The vast majority of investors in India (87%), China (80%) and Thailand (77%) said they always considered sustainability when investing.
This compares with 40% of investors in Canada and Denmark, as well as 41% in The Netherlands, countries which arguably have had a focus on sustainability for longer. Schroders, which carried out the survey, said this might indicate that sustainability is more implicit to investing in those countries.
The survey of 25,000 investors across 32 locations found a significant gap between people’s desire to invest sustainably, and their actual portfolios. The proportion of people globally who are investing sustainably is “significantly lagging” those who are interested and would like to invest, Schroders said.
The firm found that 16% invested sustainably, compared to 32% who were interested and would like to invest this way.

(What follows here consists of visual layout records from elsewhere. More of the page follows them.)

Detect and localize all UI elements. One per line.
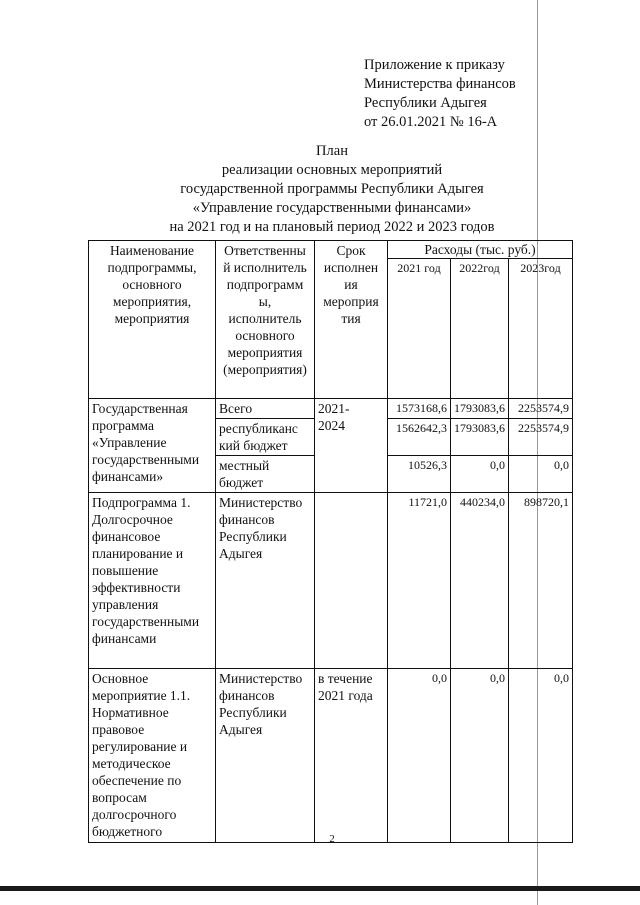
program-term: 2021- 2024 xyxy=(315,399,388,493)
event-1-1-name: Основное мероприятие 1.1. Нормативное правовое регулирование и методическое обеспечение по вопросам долгосрочного бюджетного xyxy=(89,669,216,843)
title-line: «Управление государственными финансами» xyxy=(192,200,472,216)
program-name: Государственная программа «Управление государственными финансами» xyxy=(89,399,216,493)
title-line: План xyxy=(316,143,348,159)
header-term: Срок исполнен ия мероприя тия xyxy=(315,241,388,399)
scan-bottom-border xyxy=(0,886,640,891)
header-name: Наименование подпрограммы, основного мероприятия, мероприятия xyxy=(89,241,216,399)
plan-table xyxy=(88,240,573,843)
local-2021: 10526,3 xyxy=(388,456,451,493)
subprogram-1-name: Подпрограмма 1. Долгосрочное финансовое планирование и повышение эффективности управления государственными финансами xyxy=(89,493,216,669)
header-year-2023: 2023год xyxy=(509,259,573,399)
subprogram-1-2023: 898720,1 xyxy=(509,493,573,669)
appendix-block xyxy=(364,56,516,132)
title-line: реализации основных мероприятий xyxy=(221,162,443,178)
event-1-1-responsible: Министерство финансов Республики Адыгея xyxy=(216,669,315,843)
total-label: Всего xyxy=(216,399,315,419)
page-number: 2 xyxy=(329,833,335,845)
event-1-1-term: в течение 2021 года xyxy=(315,669,388,843)
header-expenses: Расходы (тыс. руб.) xyxy=(388,241,573,259)
header-responsible: Ответственны й исполнитель подпрограмм ы, исполнитель основного мероприятия (мероприятия) xyxy=(216,241,315,399)
republic-2021: 1562642,3 xyxy=(388,419,451,456)
event-1-1-2021: 0,0 xyxy=(388,669,451,843)
subprogram-1-term xyxy=(315,493,388,669)
appendix-line: Республики Адыгея xyxy=(364,95,487,111)
title-line: на 2021 год и на плановый период 2022 и 2023 годов xyxy=(169,219,495,235)
appendix-line: Приложение к приказу xyxy=(364,57,505,73)
local-2023: 0,0 xyxy=(509,456,573,493)
header-year-2022: 2022год xyxy=(451,259,509,399)
event-1-1-2022: 0,0 xyxy=(451,669,509,843)
subprogram-1-2021: 11721,0 xyxy=(388,493,451,669)
subprogram-1-responsible: Министерство финансов Республики Адыгея xyxy=(216,493,315,669)
republic-2022: 1793083,6 xyxy=(451,419,509,456)
appendix-line: от 26.01.2021 № 16-А xyxy=(364,114,498,130)
local-2022: 0,0 xyxy=(451,456,509,493)
appendix-line: Министерства финансов xyxy=(364,76,516,92)
republic-2023: 2253574,9 xyxy=(509,419,573,456)
local-budget-label: местный бюджет xyxy=(216,456,315,493)
subprogram-1-2022: 440234,0 xyxy=(451,493,509,669)
title-line: государственной программы Республики Адыгея xyxy=(180,181,484,197)
total-2021: 1573168,6 xyxy=(388,399,451,419)
total-2022: 1793083,6 xyxy=(451,399,509,419)
republic-budget-label: республиканс кий бюджет xyxy=(216,419,315,456)
total-2023: 2253574,9 xyxy=(509,399,573,419)
header-year-2021: 2021 год xyxy=(388,259,451,399)
plan-title xyxy=(0,142,640,237)
event-1-1-2023: 0,0 xyxy=(509,669,573,843)
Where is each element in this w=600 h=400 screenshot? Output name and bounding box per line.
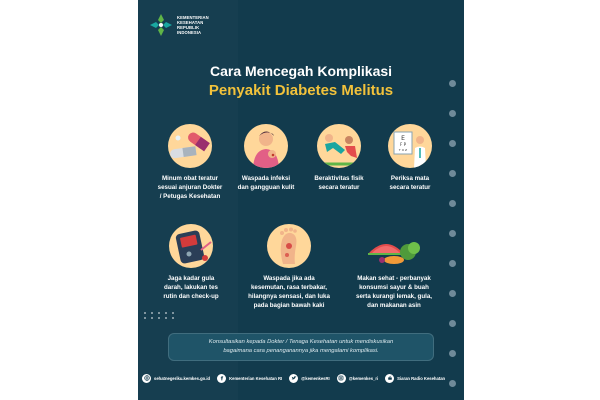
pills-icon (168, 124, 212, 168)
caption-line: dan gangguan kulit (237, 184, 295, 191)
logo-line: REPUBLIK (177, 25, 200, 30)
consultation-note (168, 333, 434, 361)
svg-text:T O Z: T O Z (398, 148, 408, 152)
radio-icon[interactable] (385, 374, 394, 383)
caption-line: dan makanan asin (367, 302, 421, 309)
kemenkes-logo (148, 12, 209, 38)
logo-line: KEMENTERIAN (177, 15, 209, 20)
footer-label-facebook[interactable]: Kementerian Kesehatan RI (229, 375, 283, 381)
decor-dot (449, 350, 456, 357)
tip-foot-care (238, 224, 340, 310)
social-footer (142, 372, 462, 384)
tip-caption (158, 174, 223, 201)
tip-exercise (304, 124, 374, 192)
decor-dot (449, 110, 456, 117)
decor-dot (449, 170, 456, 177)
kemenkes-logo-text (177, 15, 209, 35)
caption-line: Minum obat teratur (161, 175, 219, 182)
infection-person-icon (244, 124, 288, 168)
caption-line: rutin dan check-up (163, 293, 219, 300)
tip-caption (248, 274, 330, 310)
tip-infection (228, 124, 304, 192)
foot-wound-icon (267, 224, 311, 268)
dots-decoration (144, 312, 176, 319)
caption-line: pada bagian bawah kaki (253, 302, 325, 309)
caption-line: Jaga kadar gula (167, 275, 215, 282)
caption-line: kesemutan, rasa terbakar, (250, 284, 327, 291)
decor-dot (449, 260, 456, 267)
caption-line: Waspada jika ada (263, 275, 315, 282)
decor-dot (449, 80, 456, 87)
page-title: Cara Mencegah Komplikasi (209, 63, 393, 79)
caption-line: secara teratur (318, 184, 360, 191)
vegetables-icon (372, 224, 416, 268)
footer-label-twitter[interactable]: @kemenkesRI (301, 375, 330, 381)
tip-caption (314, 174, 363, 192)
page-subtitle: Penyakit Diabetes Melitus (208, 82, 394, 99)
caption-line: Periksa mata (390, 175, 430, 182)
tip-healthy-eating (342, 224, 446, 310)
caption-line: hilangnya sensasi, dan luka (248, 293, 330, 300)
caption-line: sesuai anjuran Dokter (157, 184, 223, 191)
caption-line: Makan sehat - perbanyak (357, 275, 431, 282)
footer-label-instagram[interactable]: @kemenkes_ri (348, 375, 379, 381)
decor-dot (449, 140, 456, 147)
side-decoration (449, 80, 456, 400)
logo-line: INDONESIA (177, 30, 202, 35)
note-line: bagaimana cara penanganannya jika mengalami komplikasi. (223, 348, 379, 354)
caption-line: konsumsi sayur & buah (359, 284, 429, 291)
decor-dot (449, 200, 456, 207)
tip-caption (163, 274, 218, 301)
infographic-poster (138, 0, 464, 400)
exercise-icon (317, 124, 361, 168)
web-icon[interactable] (142, 374, 151, 383)
twitter-icon[interactable] (289, 374, 298, 383)
footer-label-radio[interactable]: Siaran Radio Kesehatan (397, 375, 446, 381)
caption-line: / Petugas Kesehatan (159, 193, 221, 200)
caption-line: Waspada infeksi (241, 175, 291, 182)
tip-caption (390, 174, 431, 192)
caption-line: darah, lakukan tes (163, 284, 218, 291)
tip-blood-sugar (148, 224, 234, 301)
tip-caption (356, 274, 432, 310)
caption-line: Beraktivitas fisik (314, 175, 364, 182)
facebook-icon[interactable] (217, 374, 226, 383)
eye-exam-icon (388, 124, 432, 168)
tip-medication (150, 124, 230, 201)
svg-text:E: E (401, 135, 405, 142)
decor-dot (449, 320, 456, 327)
decor-dot (449, 230, 456, 237)
logo-line: KESEHATAN (177, 20, 204, 25)
kemenkes-logo-icon (148, 12, 174, 38)
tip-caption (238, 174, 295, 192)
glucose-meter-icon (169, 224, 213, 268)
footer-label-web[interactable]: sehatnegeriku.kemkes.go.id (154, 375, 211, 381)
tip-eye-exam (374, 124, 446, 192)
instagram-icon[interactable] (337, 374, 346, 383)
caption-line: serta kurangi lemak, gula, (356, 293, 432, 300)
decor-dot (449, 290, 456, 297)
svg-text:F P: F P (400, 142, 406, 147)
note-line: Konsultasikan kepada Dokter / Tenaga Kesehatan untuk mendiskusikan (208, 339, 394, 345)
caption-line: secara teratur (389, 184, 431, 191)
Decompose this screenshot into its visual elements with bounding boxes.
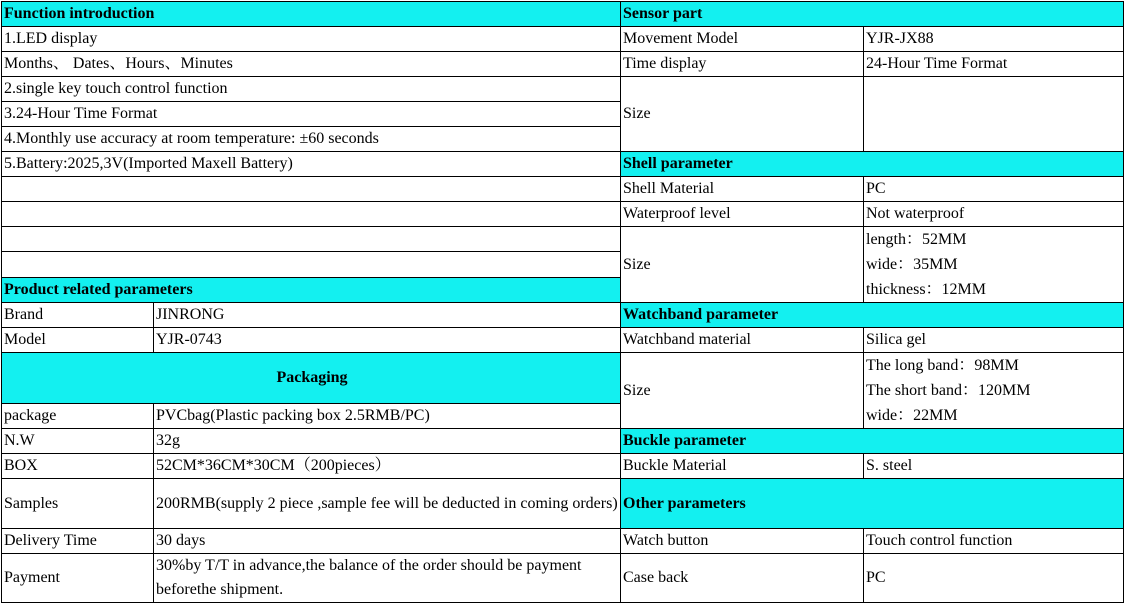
sheet-row xyxy=(2,27,1124,52)
sheet-row xyxy=(2,2,1124,27)
brand-value: JINRONG xyxy=(154,303,621,328)
delivery-time-value: 30 days xyxy=(154,529,621,554)
sensor-part-header: Sensor part xyxy=(621,2,1124,27)
sheet-row xyxy=(2,529,1124,554)
payment-value: 30%by T/T in advance,the balance of the order should be payment beforethe shipment. xyxy=(154,554,621,603)
sheet-row xyxy=(2,227,1124,252)
sheet-row xyxy=(2,454,1124,479)
other-parameters-header: Other parameters xyxy=(621,479,1124,529)
sheet-row xyxy=(2,202,1124,227)
nw-value: 32g xyxy=(154,429,621,454)
empty-cell xyxy=(2,252,621,277)
movement-model-label: Movement Model xyxy=(621,27,864,52)
function-line-2: Months、 Dates、Hours、Minutes xyxy=(2,52,621,77)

Investors in Japan (26%) were the lowest proportion globally who either already invest or want to invest sustainably, while the highest was in India (73%).
Jessica Ground, global head of stewardship at Schroders, said a significant proportion of investors clearly believed that sustainable investing was important, but this was yet to translate into tangible action for the majority of them.
She claimed this would “unfortunately leave investors vulnerable to the global impacts caused by the issues such as climate change”.
The survey found nearly two-thirds of investors felt climate change would have at least some impact on their investing, a third felt it would have very little or no impact.
Almost three-quarters of investors (71%) believe man-made climate change is a real phenomenon that is impacting the world, including 40% who believe this impact will be ‘significant’.
At a country level, the highest number of doubters were investors in the US, with 7% saying they believe man-made climate change is not a real phenomenon.